Und so verwandelt Aschi seit 2013 seinen Garten Jahr für Jahr weiter in ein Paradies für die summenden Bestäuber. Erst achtet er vor allem auf Wildbienen und Honigbienen, dann fallen ihm immer mehr Hummeln und Schmetterlinge auf. «Es ist der Wahnsinn, wie sich der Garten entwickelt hat. Ich sehe hier jetzt überall Insekten», freut sich der 74-Jährige, den die imposante Blauschwarze Holzbiene am meisten beeindruckt. Das Grundstück ist längst auch Lebensraum für viele andere Tiere: Marder, Igel, Spinnen, Frösche, Spechte. «Heute haben wir hier Vögel, die ich nie zuvor gesehen habe», erzählt Aschi.
Aschis ausgezeichnetes Naturparadies
Die Arbeit geht ihm nie aus. «Wenn meine beiden Enkel vorbeikommen, müssen sie den Opa erst beim Jäten oder Buddeln zwischen all den Pflanzen im Garten suchen», sagt der umtriebige Aargauer, dem damals schon sein Berufsberater einen grünen Beruf empfahl.
Aschi zeigt gerne, was sich in seinem Naturgarten tut. Auf seiner Homepage, auf Facebook und Instagram lädt er interessante Filme und viele Fotos hoch, die Lust auf summende Natur vor der Haustür machen. Bei der SRF Initiative für mehr Biodiversität Mission B schafft es seine grüne Oase sogar bis in den Trailer. «Ich war schon baff, als ich dann eine Woche lang meine eigene Schubkarre im Fernsehen sah», lacht er.
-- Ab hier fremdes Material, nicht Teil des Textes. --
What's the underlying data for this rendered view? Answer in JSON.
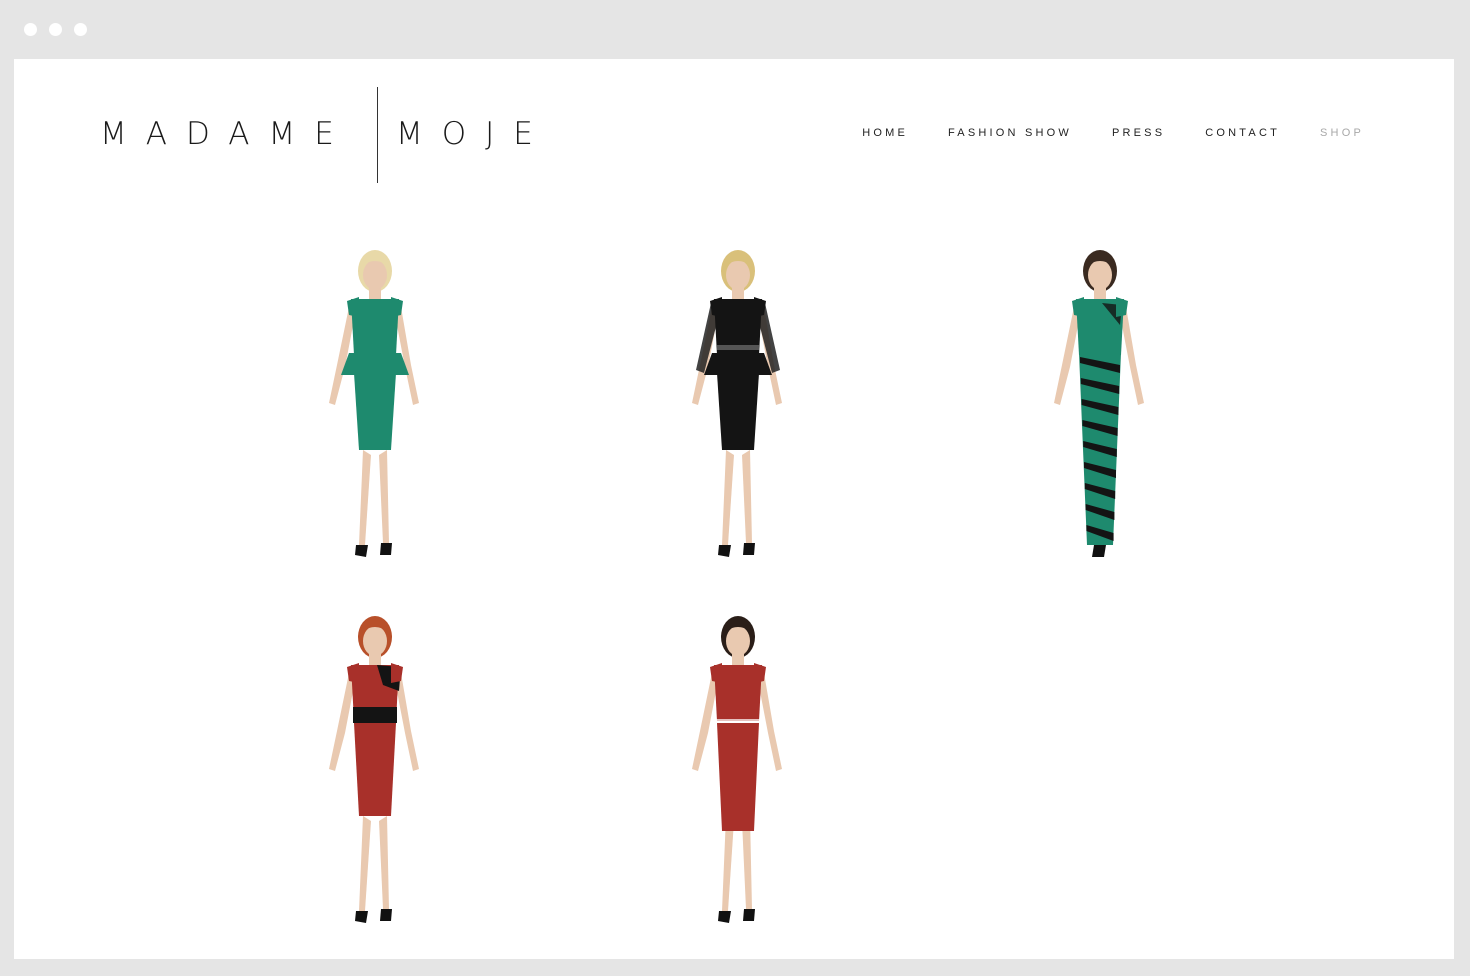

Die Naturgarten-Organisation Bioterra hat den Garten ausgezeichnet, die Naturschützer von Pro Natura stufen ihn als Naturparadies ein. Mittlerweile kommen Schulklassen hierher, um Denzlers Tier- und Pflanzenparadies zu erleben. Vielleicht bietet er ab 2022 sogar Führungen an.
Aber so bereitwillig Aschi seine grüne Oase und die Begeisterung für Bienen mit anderen Menschen teilt: besonders gerne geniesst er seine Oase doch allein. Ganz früh am Morgen, vor dem Gartenhaus mit einem duftenden Kaffee in der Hand. «Diese Ruhe ist einfach herrlich.»
Ernst «Aschi» Denzler
Sein Berufsberater sagte Ernst Denzler als Schüler: Du kannst Förster werden. Stattdessen lernte er Elektromonteur, bildete sich auf der Ingenieurschule weiter und arbeitete lange als Projektleiter. Mit seiner eigenen Firma hatte er weniger Erfolg und fand schliesslich als Ruheständler doch noch in eine grüne Branche: als Hobbygärtner auf dem eigenen Grundstück. Neben der Gartenarbeit liebt er noch ein anderes Hobby: Fotografieren – man sieht es an der gut bestückten Bildergalerie auf seiner Homepage. Ernst Denzler lebt mit seiner Frau in Othmarsingen (Kanton Aargau). Er hat zwei erwachsene Kinder und zwei Enkelkinder.